Our team wants to help the generations after us in obtaining coding information more conveniently than what is currently possible with other search engines (Google, Bing, Duck Duck Go, etc.). There is a lot of unneeded information that is displayed when searching for coding information. For this reason, we want to make a search engine specifically designed to help students and developers find the code they need.

What it does

Our final product is DiscoverCode. Essentially our application takes in user input (like Google Search) and utilizes natural language processing techniques (language model fine tuning) to show several functions in python (with a hyperlinked GitHub repository) that relate to the user search through K means vector correlation.

How we built it

We built our final product using a five step model:

Step 1: Obtaining the Data

We obtained the data from a very large dataset of GitHub repositories in Google Cloud, using BigQuery, a SQL-like tool for querying big data. We limited our search to Python repositories, so we could rely on the syntax of code and comments to be specific to Python.

Step 2: Preprocessing the data

In order to extract all the python specific data with BigQuery, Google Colab was used to convert the data into one condensed pandas table with documentations in one column and functions corresponding to the documentation in the other. In order to ultimately relate the user input (in the search engine) to specific python functions, docstrings needed to be extracted and taken apart from the GitHub README's to compare them when creating the model.

Step 3: Running the data through the model

After extracting all the python code with the docstrings, we started fine-tuning a language model (BERT language model) to generate embeddings for the docstrings. This way, when we get the user input, we represent it as a vector, and map it into the same vector space as the docstrings vectors, and return the “K nearest neighbors” functions associated to the k vectors.

Step 4: Backend processing of the data

Once we created and trained our model, we made an interface using Flask. Our back-end receives the user input, processes it, and returns a list of k functions that describe the same concept.

Step 5: Built and integrated back-end with the front-end

We used Flask to connect the front-end and back-end and provide the user with a readable table that consists of a list of functions and its corresponding source URL in a run time comparable to that of Google.

Challenges we ran into

We wanted to host the app on Google’s AppEngine; however, errors occurred during deployment which vastly increased the difficulty of publishing the app. We also faced severe computational limitations which limited the amount of data used to train our NLP model.

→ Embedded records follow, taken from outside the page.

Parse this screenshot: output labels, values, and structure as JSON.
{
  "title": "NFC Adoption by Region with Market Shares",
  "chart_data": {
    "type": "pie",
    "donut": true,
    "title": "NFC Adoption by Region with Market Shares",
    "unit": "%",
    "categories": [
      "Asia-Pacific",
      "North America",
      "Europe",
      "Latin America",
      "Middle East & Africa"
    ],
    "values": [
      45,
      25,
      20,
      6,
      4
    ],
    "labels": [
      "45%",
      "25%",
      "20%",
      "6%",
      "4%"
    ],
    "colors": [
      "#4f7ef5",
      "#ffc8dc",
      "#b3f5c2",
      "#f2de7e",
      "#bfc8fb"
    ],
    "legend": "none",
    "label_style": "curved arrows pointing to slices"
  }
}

Accomplishments that we're proud of

We are proud of completing our own search engine! At first the team was daunted by the task of making a localized search engine in just 36 hours, but we remained steadfast, and the team’s resilience and perseverance is what pushed everyone to work in a cohesive unit while having fun. We are most proud of having a completed product after running into many different challenges, such as the difficulties of cleaning and subsetting an enormous dataset, learning to use Google Cloud Technologies, and connecting our underlying code to a sleek user interface.

What we learned

We as a team learned much about different skills that we were not very familiar with at the start of this hackathon. For example, we learned the intricacies of BigQuery, different machine learning and data science related techniques, connecting front-end and back-end code. We were introduced to many different interfaces that we will be sure to use in the future (Google colab, Google cloud, Postman, appengine, and even Flask). We also learned about the importance of keeping an open mind. In the beginning this team started with just two highschoolers, and soon after, two other slots were occupied by college attendees, one whom resides in Africa. Our varied backgrounds and experience made for an interesting group dynamic, and made our successes that much more gratifying. Though making an app engine is not something any individual would try to do in just 36 hours, our team did it by staying dedicated and on task while also getting some sleep! Overall, the experience was a fantastic one and our hard work paid off with.

What's next for DiscoverCode

DiscoverCode is implemented just for Python functions at the moment. Thus, whatever the user currently searches up (ex. how to add two numbers) will only show up for the programming language Python. We applied this restriction because we did not have ample time, or the computing power to include more data or more programming languages. For this reason, the future of DiscoverCode will be to implement other programming languages into its interface to support the desires of all developers. Also, due to difficulties with Google Cloud, we were not able to connect the front-end and back-end of our app successfully through a website, so we had to run it locally. In the future, we will make it open to the public.